Loading Events

VASC Seminar

May

21
Mon
Feng Zhou Ph.D. Student CMU
Monday, May 21
3:00 pm to 4:00 pm
Talk 1: Factorized Graph Matching Talk 2: Generalized Time Warping for Multi-modal Alignment of Human Motion

Event Location: NSH 1305

Abstract: Talk #1
Graph matching plays a central role in solving correspondence problems in computer vision. Graph matching problems that incorporate pair-wise constraints can be cast as a quadratic assignment problem (QAP). Unfortunately, QAP is NP-hard and many algorithms have been proposed to solve different relaxations. This paper presents factorized graph matching (FGM), a novel framework for interpreting and optimizing graph matching problems.

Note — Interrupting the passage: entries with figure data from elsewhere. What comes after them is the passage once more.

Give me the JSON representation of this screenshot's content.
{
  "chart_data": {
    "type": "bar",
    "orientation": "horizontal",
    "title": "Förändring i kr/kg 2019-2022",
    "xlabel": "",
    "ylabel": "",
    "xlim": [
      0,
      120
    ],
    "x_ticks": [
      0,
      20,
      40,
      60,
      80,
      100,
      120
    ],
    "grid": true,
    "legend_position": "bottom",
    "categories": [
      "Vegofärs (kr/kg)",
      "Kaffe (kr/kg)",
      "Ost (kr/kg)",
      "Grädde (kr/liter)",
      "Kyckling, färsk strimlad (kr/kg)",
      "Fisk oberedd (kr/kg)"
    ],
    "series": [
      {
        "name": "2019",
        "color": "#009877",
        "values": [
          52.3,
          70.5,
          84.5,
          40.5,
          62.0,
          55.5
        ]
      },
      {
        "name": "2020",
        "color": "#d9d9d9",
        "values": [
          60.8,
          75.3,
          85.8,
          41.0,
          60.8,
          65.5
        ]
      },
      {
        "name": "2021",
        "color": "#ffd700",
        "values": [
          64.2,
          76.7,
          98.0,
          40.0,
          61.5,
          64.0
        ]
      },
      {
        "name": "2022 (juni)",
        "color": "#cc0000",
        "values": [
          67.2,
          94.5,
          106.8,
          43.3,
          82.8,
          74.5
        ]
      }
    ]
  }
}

In this work we show that the affinity matrix can be factorized as a Kronecker product of smaller matrices. There are three main benefits of using this factorization in graph matching: (1) There is no need to compute the costly (in space and time) pair-wise affinity matrix; (2) The factorization provides a taxonomy for graph matching and reveals the connection among several methods; (3) Using the factorization we derive a new approximation of the original problem that improves state-of-the-art algorithms in graph matching. Experimental results in synthetic and real databases illustrate the benefits of FGM.

Talk #2
Temporal alignment of human motion has been a topic of recent interest due to its applications in animation, tele-rehabilitation and activity recognition among others. This paper presents generalized time warping (GTW), an extension of dynamic time warping (DTW) for temporally aligning multi-modal sequences from multiple subjects performing similar activities. GTW solves three major drawbacks of existing approaches based on DTW: (1) GTW provides a feature weighting layer to adapt different modalities (eg, video and motion capture data), (2) GTW extends DTW by allowing a more flexible time warping as combination of monotonic functions, (3) unlike DTW that typically incurs in quadratic cost, GTW has linear complexity. Experimental results demonstrate that GTW can efficiently solve the multi-modal temporal alignment problem and outperforms state-of-the-art DTW methods for temporal alignment of time series within the same modality.